Currently an enormous amount of resource is being devoted to agentic AI with the objective of automating workflows. In Agentic Artificial Intelligence: Harnessing AI Agents to Reinvent Business, Work and Life, Pascal Bornet and Jochen Wirtz express concern that “We’re treating humans like robots and AI like creatives. It’s time to flip the equation.” It is ironic that we are spending huge amounts of money training models and very little educating the humans using these models.
Deloitte’s 2025 Connected Consumer Survey observed, “Among those surveyed who are using gen AI for work, 40% say their companies provide training.” Does this mean that 60% of the economy is simply deploying the tools and hoping for the best?
The mainstream business press tells us that the tech ecosystem has moved from a phase of “move fast and break things” to an infrastructure groundwork focused on “moving slow and building things.” Experienced CIOs know at the essence of their beings that before moving they and their stakeholders have to “know things.”
By investing in muggle tech knowledge (knowledge pumping) we are increasing human agency and expanding our capacity for innovation.
Generally, people want to understand the technology that surrounds them.
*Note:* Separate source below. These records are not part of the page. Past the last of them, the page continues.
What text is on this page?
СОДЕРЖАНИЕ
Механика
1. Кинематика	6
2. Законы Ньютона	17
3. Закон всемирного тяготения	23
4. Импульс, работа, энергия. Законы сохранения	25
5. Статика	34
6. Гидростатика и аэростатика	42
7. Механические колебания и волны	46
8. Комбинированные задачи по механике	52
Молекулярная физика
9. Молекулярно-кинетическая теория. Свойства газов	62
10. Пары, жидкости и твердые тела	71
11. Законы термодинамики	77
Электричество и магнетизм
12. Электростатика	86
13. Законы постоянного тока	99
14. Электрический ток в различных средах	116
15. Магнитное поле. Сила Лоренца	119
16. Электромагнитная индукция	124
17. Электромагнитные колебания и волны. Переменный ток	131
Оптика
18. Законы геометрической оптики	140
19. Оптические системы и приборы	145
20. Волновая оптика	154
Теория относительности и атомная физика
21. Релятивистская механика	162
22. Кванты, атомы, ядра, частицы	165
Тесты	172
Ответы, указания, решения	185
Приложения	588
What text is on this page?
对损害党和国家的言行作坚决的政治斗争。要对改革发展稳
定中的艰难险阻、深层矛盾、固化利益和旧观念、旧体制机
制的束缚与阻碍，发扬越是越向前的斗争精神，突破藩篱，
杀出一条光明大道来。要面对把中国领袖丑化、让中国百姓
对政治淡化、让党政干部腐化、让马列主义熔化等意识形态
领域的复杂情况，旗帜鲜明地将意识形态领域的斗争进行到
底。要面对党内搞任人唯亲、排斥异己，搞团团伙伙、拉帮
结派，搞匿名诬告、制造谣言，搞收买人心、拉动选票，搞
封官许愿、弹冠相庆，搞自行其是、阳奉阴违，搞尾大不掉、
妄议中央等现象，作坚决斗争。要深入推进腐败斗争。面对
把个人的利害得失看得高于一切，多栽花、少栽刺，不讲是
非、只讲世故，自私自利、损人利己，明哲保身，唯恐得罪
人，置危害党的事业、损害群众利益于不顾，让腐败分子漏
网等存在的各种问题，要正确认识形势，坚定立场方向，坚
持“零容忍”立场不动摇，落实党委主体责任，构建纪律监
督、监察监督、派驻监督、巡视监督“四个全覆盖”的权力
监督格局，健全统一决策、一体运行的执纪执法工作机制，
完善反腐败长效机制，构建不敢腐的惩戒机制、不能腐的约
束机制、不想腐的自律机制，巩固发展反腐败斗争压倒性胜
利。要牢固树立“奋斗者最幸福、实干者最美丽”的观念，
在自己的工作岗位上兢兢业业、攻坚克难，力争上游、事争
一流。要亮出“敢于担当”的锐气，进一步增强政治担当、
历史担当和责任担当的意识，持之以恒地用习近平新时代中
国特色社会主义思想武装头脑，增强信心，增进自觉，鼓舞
This willingness to know is tempered by what Keith E. Stanovich in The Bias That Divides Us: The Science and Politics of Myside Thinking, refers to as “myside bias”: “we evaluate evidence, generate evidence, and test hypotheses in a manner biased toward our own prior beliefs, opinions, and attitudes.”
Effective knowledge pumping has to be individualized to the mental starting point of the stakeholder.
A switched-on, tech-savvy user base has been the White Whale of CIO Ahabs for decades.